Politics has different forms, and people do still manage to develop new ones. But what we know as politics will continue to involve political parties and arguments over the use of the state to distribute resources. Sitrin's anti-political stance has more than a passing resemblance to the Radical Centrism of someone like David "Bobo" Brooks. Consensus decision-making is possible in limited circumstances with, yes, leaders skilled in the process involved, as the Occupy Movement showed. But postpartisan agreement and the insistence quest for it in our current society are more often destructive than helpful.
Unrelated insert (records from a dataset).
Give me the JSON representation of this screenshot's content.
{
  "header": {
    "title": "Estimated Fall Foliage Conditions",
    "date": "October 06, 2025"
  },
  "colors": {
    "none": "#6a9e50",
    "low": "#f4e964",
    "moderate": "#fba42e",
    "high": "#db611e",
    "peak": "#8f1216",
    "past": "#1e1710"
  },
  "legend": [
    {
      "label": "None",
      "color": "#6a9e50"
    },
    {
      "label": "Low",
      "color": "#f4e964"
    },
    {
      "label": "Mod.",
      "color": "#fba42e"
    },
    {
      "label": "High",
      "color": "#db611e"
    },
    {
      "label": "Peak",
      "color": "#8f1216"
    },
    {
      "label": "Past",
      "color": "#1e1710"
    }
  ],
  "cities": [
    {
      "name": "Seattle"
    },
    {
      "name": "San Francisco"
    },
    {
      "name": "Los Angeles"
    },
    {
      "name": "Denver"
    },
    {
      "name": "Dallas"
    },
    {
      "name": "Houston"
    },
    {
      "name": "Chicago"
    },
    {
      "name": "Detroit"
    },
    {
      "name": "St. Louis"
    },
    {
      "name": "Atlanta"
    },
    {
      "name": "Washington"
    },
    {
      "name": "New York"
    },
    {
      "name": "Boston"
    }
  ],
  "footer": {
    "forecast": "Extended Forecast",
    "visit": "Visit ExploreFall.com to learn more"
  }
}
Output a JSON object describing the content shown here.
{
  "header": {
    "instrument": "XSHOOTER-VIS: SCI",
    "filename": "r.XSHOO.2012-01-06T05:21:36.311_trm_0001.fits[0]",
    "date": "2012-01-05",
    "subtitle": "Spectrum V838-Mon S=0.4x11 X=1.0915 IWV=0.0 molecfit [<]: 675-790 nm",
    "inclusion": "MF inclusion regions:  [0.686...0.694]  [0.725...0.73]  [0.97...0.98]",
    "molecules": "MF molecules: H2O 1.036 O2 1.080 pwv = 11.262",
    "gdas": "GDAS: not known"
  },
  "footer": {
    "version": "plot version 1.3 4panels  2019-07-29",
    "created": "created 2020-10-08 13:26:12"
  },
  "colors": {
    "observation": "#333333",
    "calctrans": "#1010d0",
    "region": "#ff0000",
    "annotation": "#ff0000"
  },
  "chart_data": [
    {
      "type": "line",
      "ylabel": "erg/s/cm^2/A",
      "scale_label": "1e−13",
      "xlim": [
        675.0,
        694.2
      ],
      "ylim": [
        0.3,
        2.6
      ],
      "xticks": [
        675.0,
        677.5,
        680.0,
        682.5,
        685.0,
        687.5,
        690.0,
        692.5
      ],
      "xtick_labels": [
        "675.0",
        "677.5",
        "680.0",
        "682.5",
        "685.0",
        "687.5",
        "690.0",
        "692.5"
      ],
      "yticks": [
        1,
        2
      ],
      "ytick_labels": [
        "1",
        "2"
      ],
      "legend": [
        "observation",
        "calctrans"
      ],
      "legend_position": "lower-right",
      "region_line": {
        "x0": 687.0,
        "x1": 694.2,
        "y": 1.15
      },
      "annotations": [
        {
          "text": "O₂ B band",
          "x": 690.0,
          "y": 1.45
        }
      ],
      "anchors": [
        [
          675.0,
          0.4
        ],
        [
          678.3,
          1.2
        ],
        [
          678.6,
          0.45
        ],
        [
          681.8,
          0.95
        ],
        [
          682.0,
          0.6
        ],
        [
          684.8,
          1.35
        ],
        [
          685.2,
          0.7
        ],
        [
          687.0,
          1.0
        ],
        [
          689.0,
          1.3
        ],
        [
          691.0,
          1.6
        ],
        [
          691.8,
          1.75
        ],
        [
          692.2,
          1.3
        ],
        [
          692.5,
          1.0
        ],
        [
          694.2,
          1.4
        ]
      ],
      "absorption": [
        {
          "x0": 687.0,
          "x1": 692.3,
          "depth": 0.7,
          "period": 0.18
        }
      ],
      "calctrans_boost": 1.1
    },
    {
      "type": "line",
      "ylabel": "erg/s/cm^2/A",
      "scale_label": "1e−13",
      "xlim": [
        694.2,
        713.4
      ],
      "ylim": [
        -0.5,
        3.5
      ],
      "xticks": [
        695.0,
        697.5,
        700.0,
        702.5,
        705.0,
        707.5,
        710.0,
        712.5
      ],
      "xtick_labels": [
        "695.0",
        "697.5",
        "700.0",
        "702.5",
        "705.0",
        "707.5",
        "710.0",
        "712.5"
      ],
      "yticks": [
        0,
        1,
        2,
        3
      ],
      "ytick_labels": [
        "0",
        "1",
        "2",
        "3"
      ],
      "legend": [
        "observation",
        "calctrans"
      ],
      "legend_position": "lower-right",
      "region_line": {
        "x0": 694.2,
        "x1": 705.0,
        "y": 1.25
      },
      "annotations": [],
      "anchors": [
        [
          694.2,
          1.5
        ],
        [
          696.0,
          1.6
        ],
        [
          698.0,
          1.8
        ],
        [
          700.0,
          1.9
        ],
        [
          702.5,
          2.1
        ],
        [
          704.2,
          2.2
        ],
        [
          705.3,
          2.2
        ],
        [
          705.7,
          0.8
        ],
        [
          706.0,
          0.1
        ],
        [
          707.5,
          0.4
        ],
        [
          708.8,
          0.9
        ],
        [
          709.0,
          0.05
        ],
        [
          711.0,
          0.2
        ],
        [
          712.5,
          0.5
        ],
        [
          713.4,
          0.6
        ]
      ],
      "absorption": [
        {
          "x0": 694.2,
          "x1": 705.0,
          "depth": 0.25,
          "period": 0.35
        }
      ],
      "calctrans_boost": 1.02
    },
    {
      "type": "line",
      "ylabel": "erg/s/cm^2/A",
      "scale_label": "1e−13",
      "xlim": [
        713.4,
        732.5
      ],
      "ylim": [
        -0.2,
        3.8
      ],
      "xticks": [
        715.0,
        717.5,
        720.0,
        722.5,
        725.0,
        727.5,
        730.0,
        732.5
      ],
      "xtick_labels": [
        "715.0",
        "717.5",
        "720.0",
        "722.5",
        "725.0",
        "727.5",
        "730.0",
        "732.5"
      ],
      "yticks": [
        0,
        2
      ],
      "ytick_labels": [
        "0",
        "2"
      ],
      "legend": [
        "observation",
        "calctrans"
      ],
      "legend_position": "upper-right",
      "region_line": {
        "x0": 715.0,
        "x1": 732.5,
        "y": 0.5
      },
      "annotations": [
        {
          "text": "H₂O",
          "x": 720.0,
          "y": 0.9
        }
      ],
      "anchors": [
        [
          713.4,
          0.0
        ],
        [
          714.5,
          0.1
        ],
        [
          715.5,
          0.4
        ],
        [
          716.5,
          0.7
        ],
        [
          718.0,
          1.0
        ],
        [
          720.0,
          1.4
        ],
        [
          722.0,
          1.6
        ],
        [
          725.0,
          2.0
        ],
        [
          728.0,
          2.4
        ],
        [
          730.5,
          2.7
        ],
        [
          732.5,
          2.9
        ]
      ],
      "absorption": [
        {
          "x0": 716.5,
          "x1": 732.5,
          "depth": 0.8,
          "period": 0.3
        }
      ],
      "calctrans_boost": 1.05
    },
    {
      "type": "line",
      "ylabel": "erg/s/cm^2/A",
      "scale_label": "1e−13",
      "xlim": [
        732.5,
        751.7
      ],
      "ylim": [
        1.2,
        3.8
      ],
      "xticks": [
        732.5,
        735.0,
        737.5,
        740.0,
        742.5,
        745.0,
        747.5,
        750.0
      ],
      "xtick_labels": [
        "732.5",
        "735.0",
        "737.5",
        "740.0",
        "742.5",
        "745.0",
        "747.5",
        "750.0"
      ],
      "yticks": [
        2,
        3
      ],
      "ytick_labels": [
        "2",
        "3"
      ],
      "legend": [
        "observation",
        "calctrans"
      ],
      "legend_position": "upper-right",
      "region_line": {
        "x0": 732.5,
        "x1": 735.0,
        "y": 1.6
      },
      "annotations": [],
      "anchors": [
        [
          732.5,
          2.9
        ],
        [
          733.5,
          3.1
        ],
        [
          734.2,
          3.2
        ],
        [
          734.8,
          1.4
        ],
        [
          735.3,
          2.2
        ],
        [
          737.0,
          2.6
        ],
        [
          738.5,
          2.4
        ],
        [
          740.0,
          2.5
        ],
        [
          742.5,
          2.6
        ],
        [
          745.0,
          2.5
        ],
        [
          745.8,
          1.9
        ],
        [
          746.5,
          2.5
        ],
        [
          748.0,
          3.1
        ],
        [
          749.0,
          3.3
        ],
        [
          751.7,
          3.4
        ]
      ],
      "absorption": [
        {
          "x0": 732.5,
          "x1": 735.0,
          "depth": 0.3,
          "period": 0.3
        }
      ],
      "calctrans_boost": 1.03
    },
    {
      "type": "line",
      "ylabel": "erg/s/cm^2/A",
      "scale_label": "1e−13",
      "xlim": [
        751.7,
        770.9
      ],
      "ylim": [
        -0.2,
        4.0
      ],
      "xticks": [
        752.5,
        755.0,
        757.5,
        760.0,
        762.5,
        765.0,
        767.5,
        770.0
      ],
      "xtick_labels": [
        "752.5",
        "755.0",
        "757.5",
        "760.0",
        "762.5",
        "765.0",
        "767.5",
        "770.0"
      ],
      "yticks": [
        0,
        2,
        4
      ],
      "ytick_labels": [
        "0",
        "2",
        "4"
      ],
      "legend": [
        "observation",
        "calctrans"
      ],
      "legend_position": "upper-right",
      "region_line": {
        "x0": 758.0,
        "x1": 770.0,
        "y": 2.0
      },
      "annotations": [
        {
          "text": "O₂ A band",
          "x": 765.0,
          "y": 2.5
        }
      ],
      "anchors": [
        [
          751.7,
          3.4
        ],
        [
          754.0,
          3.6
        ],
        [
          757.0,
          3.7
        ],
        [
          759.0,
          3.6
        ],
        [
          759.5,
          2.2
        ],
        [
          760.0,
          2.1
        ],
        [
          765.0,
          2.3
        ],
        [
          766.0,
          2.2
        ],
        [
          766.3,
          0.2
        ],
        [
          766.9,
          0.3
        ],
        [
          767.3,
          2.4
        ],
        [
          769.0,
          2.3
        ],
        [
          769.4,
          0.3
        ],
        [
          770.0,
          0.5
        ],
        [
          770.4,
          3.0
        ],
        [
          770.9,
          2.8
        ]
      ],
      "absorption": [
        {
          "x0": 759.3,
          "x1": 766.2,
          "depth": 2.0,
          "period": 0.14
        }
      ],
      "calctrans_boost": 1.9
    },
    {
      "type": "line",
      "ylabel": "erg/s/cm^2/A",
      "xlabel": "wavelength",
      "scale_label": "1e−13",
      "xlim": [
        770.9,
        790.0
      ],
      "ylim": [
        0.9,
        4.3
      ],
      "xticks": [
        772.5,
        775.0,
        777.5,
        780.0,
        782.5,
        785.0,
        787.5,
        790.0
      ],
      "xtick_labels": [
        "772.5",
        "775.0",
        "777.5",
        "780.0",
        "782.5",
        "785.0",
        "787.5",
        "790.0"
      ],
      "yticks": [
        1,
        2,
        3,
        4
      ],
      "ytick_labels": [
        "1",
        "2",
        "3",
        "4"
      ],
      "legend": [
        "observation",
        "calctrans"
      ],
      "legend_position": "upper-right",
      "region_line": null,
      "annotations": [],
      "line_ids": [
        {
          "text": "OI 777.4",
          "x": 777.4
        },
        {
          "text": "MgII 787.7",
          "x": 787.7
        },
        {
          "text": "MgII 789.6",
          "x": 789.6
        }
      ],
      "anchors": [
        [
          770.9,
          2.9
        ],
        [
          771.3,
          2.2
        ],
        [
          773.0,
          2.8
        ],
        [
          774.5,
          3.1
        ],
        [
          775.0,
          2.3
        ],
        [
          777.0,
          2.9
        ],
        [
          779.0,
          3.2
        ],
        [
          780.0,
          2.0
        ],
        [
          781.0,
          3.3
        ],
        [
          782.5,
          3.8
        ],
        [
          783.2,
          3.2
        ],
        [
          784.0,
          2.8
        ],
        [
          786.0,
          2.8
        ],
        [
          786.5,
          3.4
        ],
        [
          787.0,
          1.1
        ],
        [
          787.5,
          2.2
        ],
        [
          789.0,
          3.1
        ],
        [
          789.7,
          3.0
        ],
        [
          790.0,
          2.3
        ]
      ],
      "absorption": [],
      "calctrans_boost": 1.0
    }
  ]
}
It gives veto power to the most intransigent and reactionary, who have no intention of playing by "postpartisan" rules, much less by consensus.

And as valuable and inspiring as the People's Power movement Sitrin describes are, there is still the worldly wisdom from Eric Hoffer, "Every great cause begins as a movement, becomes a business and eventually degenerates into a racket." While that's no excuse to be cynical or apathetic, it is a reminder that popular movements can be volatile and their eventual end is always uncertain.